Leonardo il regista Egli ha bisogno di molto tempo, di stare lì e interpellare collaboratori, estranei che arrivano. Fa disegni. E ne regala. E si spargono per l'Europa questi disegni. Dice: devi ascoltare quelli che non la pensano come te, però devi stare attento, i giudizi sulla tua opera possono dipendere dall'amicizia, dall'odio, dall'invidia, dall'adulazione. Sta a te, ma il dubbio permane, e deve restare sempre, perché la decisione, nel dipingere procede dal dubbio. Leonardo non dipinge da solo, Leonardo è il regista, colui che conclude, che segue man mano il lavoro, ma non dipinge da solo. Un'opera che esce dalla bottega di Leonardo è l'opera della bottega di Leonardo. Opera di Leonardo. La bottega è la società artificiale. Bisogna inventare società artificiali, dispositivi artificiali. Non ci sono dispositivi naturali. Ciascuno ha uno statuto differente, questo implica la bottega. C'è chi può avere anche lo statuto di uditore e sta lì a dire: qua mi pare che non sia così... La bottega di Leonardo non è la bottega della visione. È la bottega dell'ascolto. Si tratta di ascoltare.
Il maestro è importante. Egli era maestro senza dubbio. E c'erano maestri nella sua bottega. A un certo punto si è detto che Leonardo avesse inventato l'Accademia Leonardo da Vinci. No! Non ne aveva bisogno. È all'epoca barocca, che inventano l'accademia. Quella di Leonardo è la bottega, è più di un politecnico, è più di una scuola dell'artista, è più di un'accademia. Più e altro.

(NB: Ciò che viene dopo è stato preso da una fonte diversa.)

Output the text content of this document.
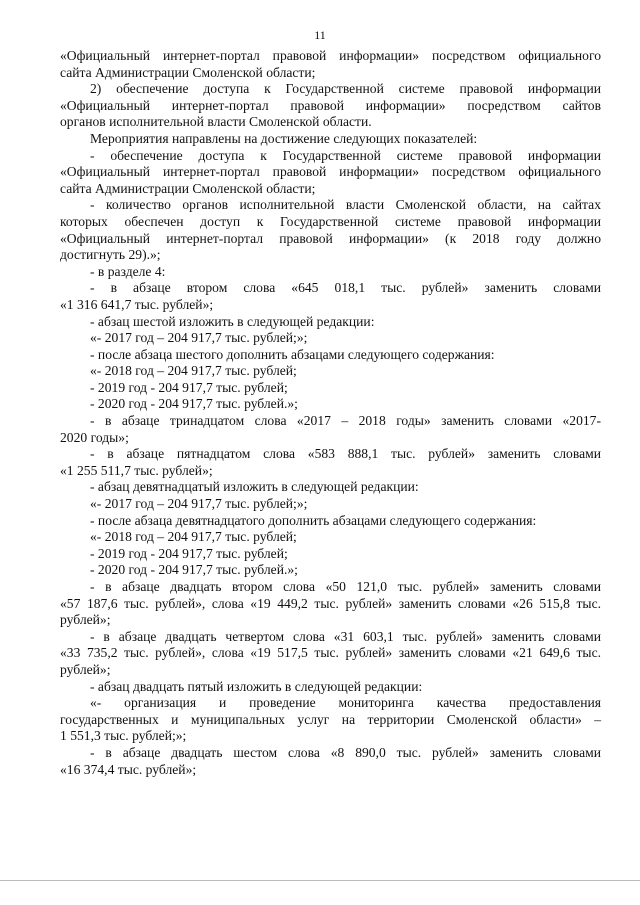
11
«Официальный интернет-портал правовой информации» посредством официального
сайта Администрации Смоленской области;
2) обеспечение доступа к Государственной системе правовой информации
«Официальный интернет-портал правовой информации» посредством сайтов
органов исполнительной власти Смоленской области.
Мероприятия направлены на достижение следующих показателей:
- обеспечение доступа к Государственной системе правовой информации
«Официальный интернет-портал правовой информации» посредством официального
сайта Администрации Смоленской области;
- количество органов исполнительной власти Смоленской области, на сайтах
которых обеспечен доступ к Государственной системе правовой информации
«Официальный интернет-портал правовой информации» (к 2018 году должно
достигнуть 29).»;
- в разделе 4:
- в абзаце втором слова «645 018,1 тыс. рублей» заменить словами
«1 316 641,7 тыс. рублей»;
- абзац шестой изложить в следующей редакции:
«- 2017 год – 204 917,7 тыс. рублей;»;
- после абзаца шестого дополнить абзацами следующего содержания:
«- 2018 год – 204 917,7 тыс. рублей;
- 2019 год - 204 917,7 тыс. рублей;
- 2020 год - 204 917,7 тыс. рублей.»;
- в абзаце тринадцатом слова «2017 – 2018 годы» заменить словами «2017-
2020 годы»;
- в абзаце пятнадцатом слова «583 888,1 тыс. рублей» заменить словами
«1 255 511,7 тыс. рублей»;
- абзац девятнадцатый изложить в следующей редакции:
«- 2017 год – 204 917,7 тыс. рублей;»;
- после абзаца девятнадцатого дополнить абзацами следующего содержания:
«- 2018 год – 204 917,7 тыс. рублей;
- 2019 год - 204 917,7 тыс. рублей;
- 2020 год - 204 917,7 тыс. рублей.»;
- в абзаце двадцать втором слова «50 121,0 тыс. рублей» заменить словами
«57 187,6 тыс. рублей», слова «19 449,2 тыс. рублей» заменить словами «26 515,8 тыс.
рублей»;
- в абзаце двадцать четвертом слова «31 603,1 тыс. рублей» заменить словами
«33 735,2 тыс. рублей», слова «19 517,5 тыс. рублей» заменить словами «21 649,6 тыс.
рублей»;
- абзац двадцать пятый изложить в следующей редакции:
«- организация и проведение мониторинга качества предоставления
государственных и муниципальных услуг на территории Смоленской области» –
1 551,3 тыс. рублей;»;
- в абзаце двадцать шестом слова «8 890,0 тыс. рублей» заменить словами
«16 374,4 тыс. рублей»;
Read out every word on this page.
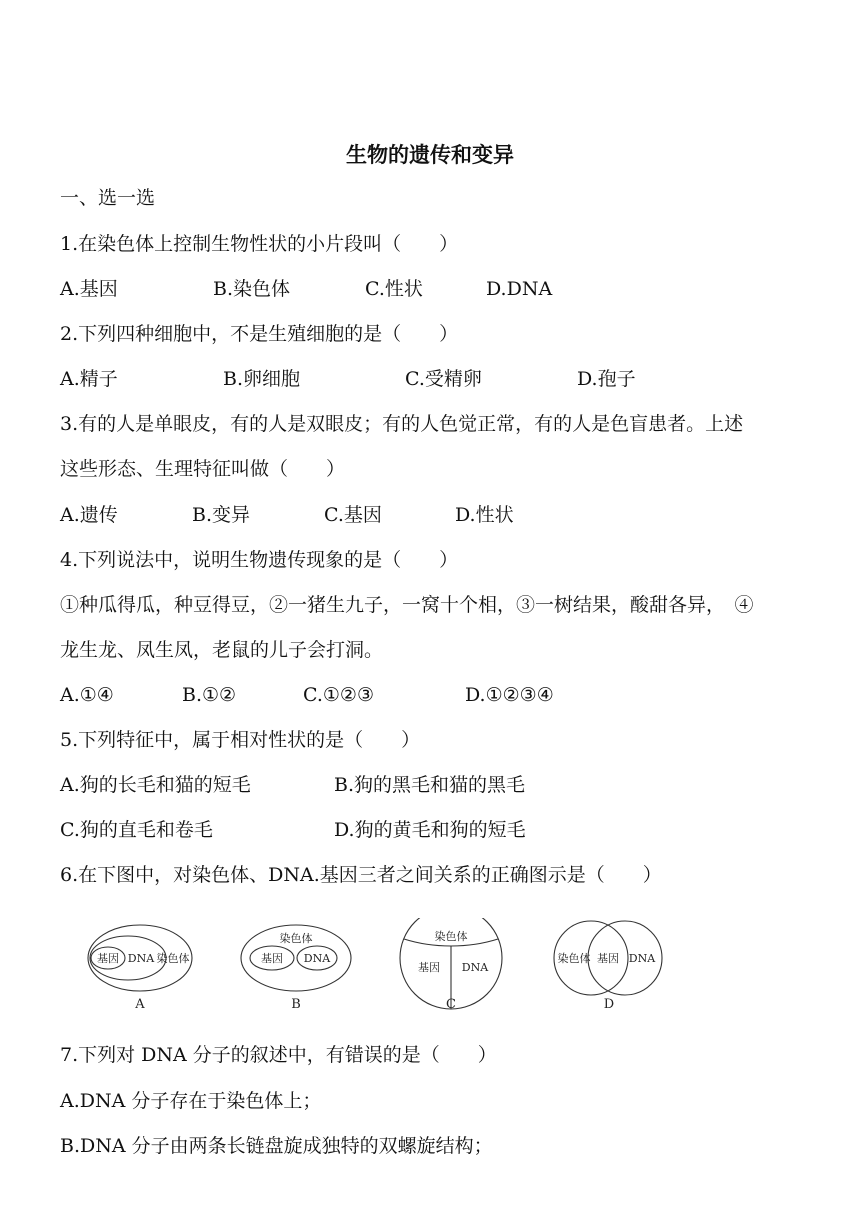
生物的遗传和变异
一、选一选
1.在染色体上控制生物性状的小片段叫（　　）
A.基因	B.染色体	C.性状	D.DNA
2.下列四种细胞中，不是生殖细胞的是（　　）
A.精子	B.卵细胞	C.受精卵	D.孢子
3.有的人是单眼皮，有的人是双眼皮；有的人色觉正常，有的人是色盲患者。上述
这些形态、生理特征叫做（　　）
A.遗传	B.变异	C.基因	D.性状
4.下列说法中，说明生物遗传现象的是（　　）
①种瓜得瓜，种豆得豆，②一猪生九子，一窝十个相，③一树结果，酸甜各异，　④
龙生龙、凤生凤，老鼠的儿子会打洞。
A.①④	B.①②	C.①②③	D.①②③④
5.下列特征中，属于相对性状的是（　　）
A.狗的长毛和猫的短毛	B.狗的黑毛和猫的黑毛
C.狗的直毛和卷毛	D.狗的黄毛和狗的短毛
6.在下图中，对染色体、DNA.基因三者之间关系的正确图示是（　　）
基因 DNA 染色体
染色体
基因 DNA
染色体
基因 DNA
染色体 基因 DNA
A	B	C	D
7.下列对 DNA 分子的叙述中，有错误的是（　　）
A.DNA 分子存在于染色体上；
B.DNA 分子由两条长链盘旋成独特的双螺旋结构；
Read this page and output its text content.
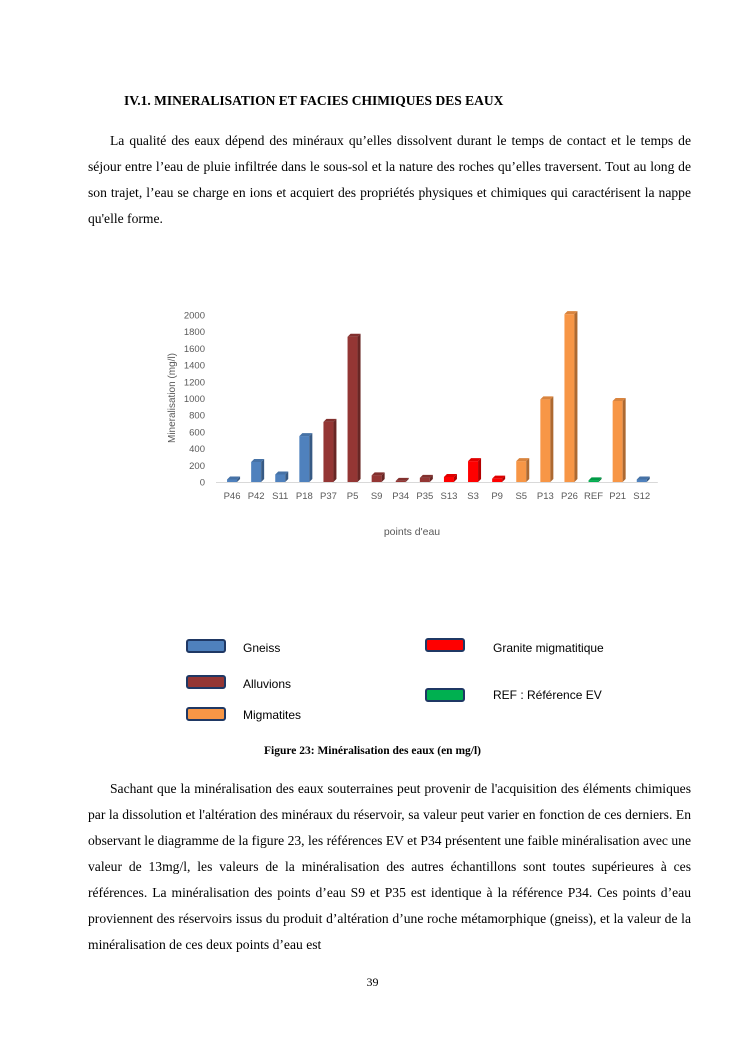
IV.1. MINERALISATION ET FACIES CHIMIQUES DES EAUX

La qualité des eaux dépend des minéraux qu’elles dissolvent durant le temps de contact et le temps de séjour entre l’eau de pluie infiltrée dans le sous-sol et la nature des roches qu’elles traversent. Tout au long de son trajet, l’eau se charge en ions et acquiert des propriétés physiques et chimiques qui caractérisent la nappe qu'elle forme.

0
200
400
600
800
1000
1200
1400
1600
1800
2000
P46 P42 S11 P18 P37 P5 S9 P34 P35 S13 S3 P9 S5 P13 P26 REF P21 S12
Mineralisation (mg/l)
points d'eau
Gneiss
Alluvions
Migmatites
Granite migmatitique
REF : Référence EV

Figure 23: Minéralisation des eaux (en mg/l)

Sachant que la minéralisation des eaux souterraines peut provenir de l'acquisition des éléments chimiques par la dissolution et l'altération des minéraux du réservoir, sa valeur peut varier en fonction de ces derniers. En observant le diagramme de la figure 23, les références EV et P34 présentent une faible minéralisation avec une valeur de 13mg/l, les valeurs de la minéralisation des autres échantillons sont toutes supérieures à ces références. La minéralisation des points d’eau S9 et P35 est identique à la référence P34. Ces points d’eau proviennent des réservoirs issus du produit d’altération d’une roche métamorphique (gneiss), et la valeur de la minéralisation de ces deux points d’eau est

39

Leonardo dà una lezione essenziale. Una lezione che l'Italia non ha raccolto. Se l'avesse raccolta, non sarebbe stata sottoposta al dominio degli stranieri per secoli. La lezione di Leonardo rimane interamente oggi ancora da acquisire. Leonardo, che si trova a fare le battute contro i tribalismi, contro gli arcaismi, contro i rigurgiti medievali, contro coloro che si rallegrano che lo staterello vicino ha perso la libertà quando poi tocca subito dopo a loro perdere la libertà. A differenti titoli è una lezione assolutamente ancora da cogliere.